Under the terms of the settlement the Massachusetts Department of Agricultural Resources (MDAR) will propose new regulations with two technical clarifications interpreting the Pork Rules:

  • The Pork Rules will not apply to whole pork meat that is already in the supply chain as of August 23, 2023.
  • The Pork Rules will not apply to sales of whole pork meat in Massachusetts when that meat is both farmed and sold to a consumer out-of-state — known as transshipment through Massachusetts. Whole pork meat that goes to distribution centers in Massachusetts, but is ultimately destined for restaurants in another state, will not be subject to the Pork Rules even if a sale occurs in Massachusetts as part of the supply chain. Additionally, the Attorney General’s Office agreed not to enforce the transshipment portion of the Pork Rules while MDAR completes its rulemaking process.

“This settlement is a significant, positive outcome for restaurant operators, pork producers, the Restaurant Law Center, and for consumers in Massachusetts and its surrounding states, because it gives restaurant owners and their suppliers the time they need to avoid significant supply disruptions so they don’t disappoint diners,” said Angelo I. Amador, executive director of the Restaurant Law Center. “We appreciate the Attorney General’s willingness to work with us on a settlement that will make it easier for operators and pork producers to make the required transitions in the supply chain and for distributors not to have to change their processes for surrounding states.”

For restaurants, the transshipment issue was also the only legal matter in the Massachusetts Pork Rules not otherwise addressed by a recent U.S. Supreme Court decision. Thus, the agreement with the Massachusetts Attorney General’s Office and MDAR on transshipment resolves the one outstanding legal issue in the litigation.

“Regardless of whether some sellers could have complied with the requirements and some consumers support the spirit of the Pork Rules, the precedent of allowing a state to pick products that can be sold or consumed in another state would have had staggering national implications for the supply chain. These barriers to trade based on unique value judgments would have fragmented and hindered the growth of the national economy,” said Amador.

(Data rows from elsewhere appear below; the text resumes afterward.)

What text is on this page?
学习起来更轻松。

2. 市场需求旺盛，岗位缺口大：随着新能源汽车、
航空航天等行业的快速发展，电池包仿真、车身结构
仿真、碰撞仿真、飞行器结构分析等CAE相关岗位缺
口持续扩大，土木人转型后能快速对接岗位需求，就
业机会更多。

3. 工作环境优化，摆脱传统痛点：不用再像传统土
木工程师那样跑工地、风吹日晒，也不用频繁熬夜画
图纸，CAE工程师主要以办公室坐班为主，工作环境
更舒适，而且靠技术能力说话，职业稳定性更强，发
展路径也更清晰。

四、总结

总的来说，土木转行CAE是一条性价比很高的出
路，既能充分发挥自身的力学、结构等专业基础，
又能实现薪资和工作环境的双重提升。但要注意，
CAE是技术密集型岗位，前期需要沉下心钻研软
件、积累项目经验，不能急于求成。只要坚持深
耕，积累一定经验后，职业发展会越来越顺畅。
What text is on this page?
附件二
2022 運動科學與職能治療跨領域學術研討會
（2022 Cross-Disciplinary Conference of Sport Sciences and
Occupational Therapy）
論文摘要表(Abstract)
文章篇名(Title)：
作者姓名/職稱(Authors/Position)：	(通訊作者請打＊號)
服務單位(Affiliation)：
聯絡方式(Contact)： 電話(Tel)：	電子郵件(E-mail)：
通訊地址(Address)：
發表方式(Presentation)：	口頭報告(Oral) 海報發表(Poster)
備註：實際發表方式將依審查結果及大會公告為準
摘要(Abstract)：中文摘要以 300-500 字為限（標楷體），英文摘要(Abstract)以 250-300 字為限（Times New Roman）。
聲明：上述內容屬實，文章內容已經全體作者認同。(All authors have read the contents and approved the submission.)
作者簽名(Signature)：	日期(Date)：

At the center of the settled lawsuit were guidelines related to the enforcement of Massachusetts’ 2016 Act to Prevent Cruelty to Farm Animals, which set new standards on the treatment of farm animals and the sale of animal products. The law defines how farm owners selling products in Massachusetts can confine certain animals and bans the sale of products from farms violating the law. The standards also applied to products sold by or transferred through a distributor in the state — even if the farms were out of state (which is where the vast majority of the supply for Massachusetts and the other states represented in the lawsuit comes from) and the ultimate destinations were also out-of-state restaurants.